For once in my life, I have nothing to say, not a scream of protest, not even a flood of tears, not one word. I am so shocked I am struck dumb. Where Elizabeth sank down onto the steps at the watergate and wept in self-pity and made sure her words were recorded, I am silent. I disembark from the barge, I take the outstretched hand to help me up the steps. I go quietly, like a frightened child, to wherever they lead me, up the stone steps and through the garden gate into the front door of the lieutenant’s house, the mansion house of the busy little walled village that includes both mint and armory, treasure house and palace, prison, and place of execution.

They help me up the narrow staircase to a good-sized bedchamber at the front of the house, and when I sink into a chair, they go out and close the door quietly. Then I hear the key turning in the lock. It is not a long terrible grating sound—it is an oiled lock that has been used often. I am only another prisoner.





THE LIEUTENANT’S HOUSE,

THE TOWER, LONDON, SUMMER 1561




When I get up in the morning and look through the leaded panes of the small window, I can see the green where they built the scaffold and beheaded my sister. If I squint to the left, I can see the chapel where they buried her severed head beside her slight truncated body. I sleep in the bed that was hers when she was queen, I cry into her pillows. I sit in her old chair. The tapestries that hang on the walls are those that hung in her bedroom.

On the other side of the Tower grounds, past the White Tower and out of sight, are the stables where she put her hand on our father’s rein and begged him not to leave her.
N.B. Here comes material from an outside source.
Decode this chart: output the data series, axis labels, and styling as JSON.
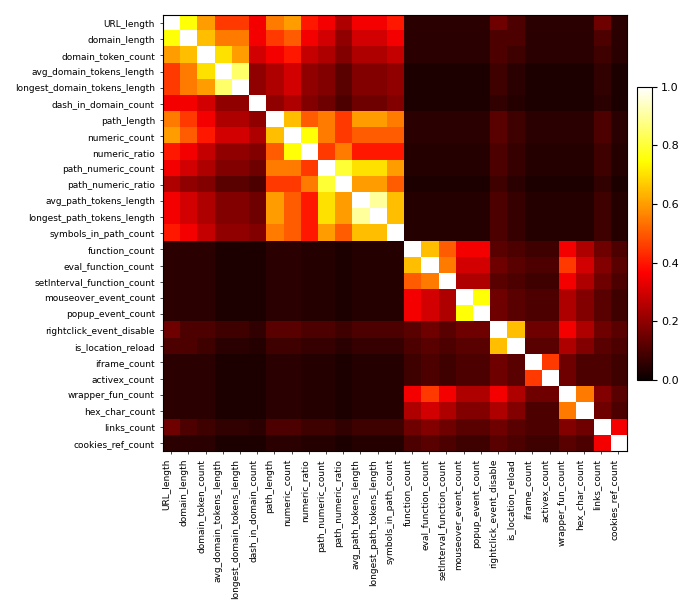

I can hear the clang of the gate that opened for him on that day. This is the place of my sister’s crowning, betrayal, and death. My father is buried here, too. This is where Elizabeth, with extraordinary cruelty, has chosen to imprison me.

She took her time like the heartless automaton that she is. She smiled at me on progress, she waved to the crowds along the route. She favored me before the Spanish and the French ambassadors. She said nothing, not even to Robert Dudley when he told her the news that triggered her jealous hatred. She gave everyone—even me—to understand that I was still an heir, just as I was before he confessed to her, that I am her cousin, her lady-in-waiting, a favorite, a girl she regards as her daughter. Actually, she behaved as if he had said nothing, that she had heard nothing. It was as if no confession had ever been made, and Bess St. Loe and Robert Dudley said nothing either.